あらすじ:ひと晩に5人で12軒のハシゴ酒という学生時代に達成できなかった挑戦にリベンジすべく、故郷であるイギリス郊外の街ニュートン・ヘイヴンに戻ってきた中年男性たち。終点となる12軒目のパブ、ワールズ・エンドを目指して、ひたすら飲みまくっては大騒ぎする彼らだったが、どこか街の住民たちの様子がおかしいことに気付く。やがて、住民が何者かによって操られていることが判明。目を光らせて青い血を流す彼らに追い掛けられながらも、五人はハシゴ酒を成し遂げようと逃げては飲んでを繰り返していく。

<感想>この映画は究極なまでにサイモン&ニック&エドガー的な映画になっている。何しろ」、約20年前に成し遂げられなかった「「一晩で12軒のパブで、1パイントずつビールを飲み干す」というミッションを、アラフォー世代となったオッサンたちが、故郷で再会して今度こそ果たそうという同窓会から、地球侵略SFの展開でお決まりの怒涛のアクションムービーになっている。しかし、今回のアクションは前2作をしのぐ爆裂っぷりですから。
そして、最終的にストーリーは、現代のアーサー王物語へと半ば強引に展開していくのである。爆笑に興奮、そして脱力の3つがヤバイ配合で、しっちゃかめっ茶化に合わさったバッドドリップ度がさらにアップしていて、遂には、やつら行きつくとこまで行っちまった感じなのである。

さてそこで思いを馳せたいのが、このサイモン&ニック&エドガーの3人はいったい、このシリーズで何をしたのかということだ。何しろ3本とも、清々しいくらいにバカバカしい映画である。しかし、ただひたすら観客を笑わそうと悪ふざけをしているのとは、全く違うのだ。
「ショーン・オブ・ザ・デッド」も「ホットファズ 俺たちスーパーポリスメン!」も、今回の「ワールズ・エンド酔っぱらいが世界を救う!」も、本物の映画バカによる大真面目のおバカ映画としての明確なメッセージに貫かれているのである。

大人になりきれない大人たちが、大人になりきれないまま悲惨な状況に立ち向かわざるを得なくなる。それが、「コルネット三部作」のパターンであるから。途中で、酒の勢いが入る点と、いい年こいてきたからこそ濃いキャラになる男の友情を描いているという点では、「ハングオーバー!」シリーズにも共通するけれど、自業自得で面倒に巻き込まれていく展開という意味では、「ハングオーバー」シリーズの方が、もうちょっと古典的なコメディとしては気楽に観られる。

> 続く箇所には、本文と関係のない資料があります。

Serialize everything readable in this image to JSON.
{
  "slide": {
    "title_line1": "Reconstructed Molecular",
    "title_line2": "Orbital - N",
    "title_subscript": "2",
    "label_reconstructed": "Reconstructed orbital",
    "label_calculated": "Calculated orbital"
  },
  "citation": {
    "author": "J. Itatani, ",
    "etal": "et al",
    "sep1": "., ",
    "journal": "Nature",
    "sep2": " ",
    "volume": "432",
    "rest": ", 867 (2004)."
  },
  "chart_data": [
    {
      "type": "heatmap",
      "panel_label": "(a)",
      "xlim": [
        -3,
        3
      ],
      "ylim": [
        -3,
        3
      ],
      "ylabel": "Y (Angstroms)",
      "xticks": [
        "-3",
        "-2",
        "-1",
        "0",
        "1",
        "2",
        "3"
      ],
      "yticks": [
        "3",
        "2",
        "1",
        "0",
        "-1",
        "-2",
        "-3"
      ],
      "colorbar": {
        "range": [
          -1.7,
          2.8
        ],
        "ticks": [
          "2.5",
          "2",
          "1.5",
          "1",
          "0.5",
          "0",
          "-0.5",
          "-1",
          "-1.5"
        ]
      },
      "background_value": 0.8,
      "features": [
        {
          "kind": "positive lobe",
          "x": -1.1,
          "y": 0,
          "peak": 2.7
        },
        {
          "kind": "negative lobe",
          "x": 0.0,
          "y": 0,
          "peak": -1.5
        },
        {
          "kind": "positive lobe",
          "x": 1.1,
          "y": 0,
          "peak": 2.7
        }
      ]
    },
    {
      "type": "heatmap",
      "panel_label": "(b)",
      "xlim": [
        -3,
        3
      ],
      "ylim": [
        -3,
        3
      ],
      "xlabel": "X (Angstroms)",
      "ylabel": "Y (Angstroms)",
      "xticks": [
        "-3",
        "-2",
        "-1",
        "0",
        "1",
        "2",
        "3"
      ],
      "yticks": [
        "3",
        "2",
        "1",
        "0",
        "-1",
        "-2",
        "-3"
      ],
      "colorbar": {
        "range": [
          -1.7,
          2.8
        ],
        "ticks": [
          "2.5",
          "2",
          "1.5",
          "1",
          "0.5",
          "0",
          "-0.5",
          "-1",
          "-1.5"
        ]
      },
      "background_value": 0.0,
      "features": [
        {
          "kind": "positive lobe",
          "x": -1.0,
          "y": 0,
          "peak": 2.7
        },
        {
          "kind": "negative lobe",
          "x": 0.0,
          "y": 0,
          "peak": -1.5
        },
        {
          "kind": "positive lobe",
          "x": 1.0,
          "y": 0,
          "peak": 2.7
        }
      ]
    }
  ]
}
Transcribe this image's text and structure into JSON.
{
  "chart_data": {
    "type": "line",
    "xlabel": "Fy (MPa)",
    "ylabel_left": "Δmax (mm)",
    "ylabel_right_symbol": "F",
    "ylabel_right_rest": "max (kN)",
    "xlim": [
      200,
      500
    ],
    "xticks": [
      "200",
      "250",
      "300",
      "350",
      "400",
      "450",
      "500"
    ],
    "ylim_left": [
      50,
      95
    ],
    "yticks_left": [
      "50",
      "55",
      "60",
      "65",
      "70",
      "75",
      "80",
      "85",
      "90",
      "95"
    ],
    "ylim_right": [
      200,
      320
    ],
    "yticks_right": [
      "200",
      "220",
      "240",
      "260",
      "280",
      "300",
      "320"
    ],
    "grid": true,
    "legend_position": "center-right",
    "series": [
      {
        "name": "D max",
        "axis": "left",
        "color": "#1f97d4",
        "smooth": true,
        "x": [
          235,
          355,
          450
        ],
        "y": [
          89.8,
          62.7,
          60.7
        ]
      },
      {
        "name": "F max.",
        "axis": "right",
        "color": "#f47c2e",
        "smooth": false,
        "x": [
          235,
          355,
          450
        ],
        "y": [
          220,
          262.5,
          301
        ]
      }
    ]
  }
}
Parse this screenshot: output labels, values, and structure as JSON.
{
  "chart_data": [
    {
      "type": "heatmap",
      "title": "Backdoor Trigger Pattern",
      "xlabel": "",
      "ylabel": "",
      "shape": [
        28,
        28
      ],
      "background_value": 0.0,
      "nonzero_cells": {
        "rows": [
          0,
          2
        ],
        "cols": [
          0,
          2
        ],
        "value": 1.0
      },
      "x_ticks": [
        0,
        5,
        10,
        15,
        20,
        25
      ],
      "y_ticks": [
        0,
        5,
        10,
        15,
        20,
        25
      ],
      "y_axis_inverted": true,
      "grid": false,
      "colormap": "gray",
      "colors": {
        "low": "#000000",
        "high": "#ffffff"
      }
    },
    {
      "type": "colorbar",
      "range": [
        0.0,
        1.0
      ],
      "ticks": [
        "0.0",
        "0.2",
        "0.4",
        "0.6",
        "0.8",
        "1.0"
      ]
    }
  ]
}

特にサイモン・ペッグ演じるキャラクターに、実はこの世はかくあるべきというこだわりと、使命感のようなものがあり、どんくさいようで実は一番それを理解して、そこについて来てくれるニック・フロストが演じる法律事務所で働くアンディがいて、その二人の意志の団結が、のらりくらりとしながらも、熱くストーリーを引っ張っているのだ思った。
これは、エドガー監督やサイモンが、映画なんかで世界は変わらないという冷めた視点は持ちつつも、悲惨な世の中を映画で笑い飛ばしてやることによって、少しは変わるのかもしれないという青臭さを、大切にしているということなのだろう。

この映画を観て思ったのが、「光る眼」や「地球が静止する日」といった侵略SF映画と類似しているように見受けられた。街の人々は、ロボットと入れ替わっていたのだ。ゲイリーたちはロボット軍団から追撃されながら、パブではしご酒をして、謎を解き明かそうとする。
前二作にも登場した英国特有の文化の象徴であるパブが主要の舞台であることに、日本人は若干戸惑うかもしれない。国際資本によって均一化していく故郷への違和感には、きっと日本人も強く共感できるはずです。
ちなみに本作は、「ショーン・オブ・ザ・デッド」「ホットファズ 俺たちスーパーポリスメン!」に続く三部作の完結編とされていて、同種の映画はこれが最後となるらしい。